Acceptor Functionalization via Green Chemistry Enables High‐Performance n‐Type Organic Electrochemical Transistors for Biosensing, Memory Applications

Abstract The organic electrochemical transistor (OECT) is one of the most versatile building blocks within the bioelectronics device toolbox. While p‐type organic semiconductors have progressed as OECT channel materials, only a few n‐type semiconductors have been reported, precluding the development of advanced sensor‐integrated OECT‐based complementary circuits. Herein, green aldol polymerization is uses to synthesize lactone‐based n‐type conjugated polymers. Fluorination of the lactone‐based acceptor endows a fully locked backbone with a low‐lying lowest unoccupied molecular orbital, facilitating efficient ionic‐to‐electronic charge coupling. The resulting polymer has a record‐high n‐type OECT performance with a high product of mobility and capacitance ( µC * = 108 F cm −1 V −1 s −1 ), excellent mobility (0.912 cm 2 V −1 s −1 ), low threshold voltage (0.02 V), and fast switching speed ( τ ON , τ OFF = 336 µs,108 µs).

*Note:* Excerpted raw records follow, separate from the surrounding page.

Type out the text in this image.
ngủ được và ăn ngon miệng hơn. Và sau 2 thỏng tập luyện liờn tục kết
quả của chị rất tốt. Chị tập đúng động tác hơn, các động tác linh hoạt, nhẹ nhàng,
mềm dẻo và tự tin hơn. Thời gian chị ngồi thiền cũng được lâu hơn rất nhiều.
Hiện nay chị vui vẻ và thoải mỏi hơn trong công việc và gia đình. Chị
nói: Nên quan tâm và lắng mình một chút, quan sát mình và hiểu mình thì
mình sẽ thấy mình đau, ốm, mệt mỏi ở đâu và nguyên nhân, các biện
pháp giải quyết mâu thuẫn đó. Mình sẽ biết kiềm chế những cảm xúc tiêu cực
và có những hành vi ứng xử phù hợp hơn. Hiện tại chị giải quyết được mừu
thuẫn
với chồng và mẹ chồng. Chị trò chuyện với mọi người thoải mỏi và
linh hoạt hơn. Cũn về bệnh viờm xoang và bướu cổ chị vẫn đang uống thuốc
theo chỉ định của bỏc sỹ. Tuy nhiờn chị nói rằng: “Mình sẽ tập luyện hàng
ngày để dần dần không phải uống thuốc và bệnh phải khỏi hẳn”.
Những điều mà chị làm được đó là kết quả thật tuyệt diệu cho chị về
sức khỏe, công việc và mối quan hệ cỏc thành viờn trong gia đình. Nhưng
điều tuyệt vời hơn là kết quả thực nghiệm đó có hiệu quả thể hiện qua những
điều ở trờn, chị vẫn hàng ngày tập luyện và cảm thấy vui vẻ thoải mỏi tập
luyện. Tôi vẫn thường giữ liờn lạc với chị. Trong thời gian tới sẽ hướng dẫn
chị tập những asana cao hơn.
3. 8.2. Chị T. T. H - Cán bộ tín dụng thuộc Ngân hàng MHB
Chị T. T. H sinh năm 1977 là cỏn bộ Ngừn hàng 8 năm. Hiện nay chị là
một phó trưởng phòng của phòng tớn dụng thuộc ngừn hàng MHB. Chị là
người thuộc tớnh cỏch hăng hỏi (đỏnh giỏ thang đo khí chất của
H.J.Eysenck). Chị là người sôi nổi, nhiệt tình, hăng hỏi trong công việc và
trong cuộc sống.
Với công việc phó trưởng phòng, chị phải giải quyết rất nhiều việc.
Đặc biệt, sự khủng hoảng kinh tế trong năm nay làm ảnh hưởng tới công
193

This work demonstrates two types of device architectures and applications enabled by the high performance of this n‐type OECT, i.e., an artificial synapse and a complementary amplifier for detecting α‐synuclein, a potential biomarker of Parkinson's disease. This study shows that materials that enable high gain and fast speed n‐type OECTs can be developed via a green polymerization route, and the diverse form factors that these devices take promise for exploration of other application areas.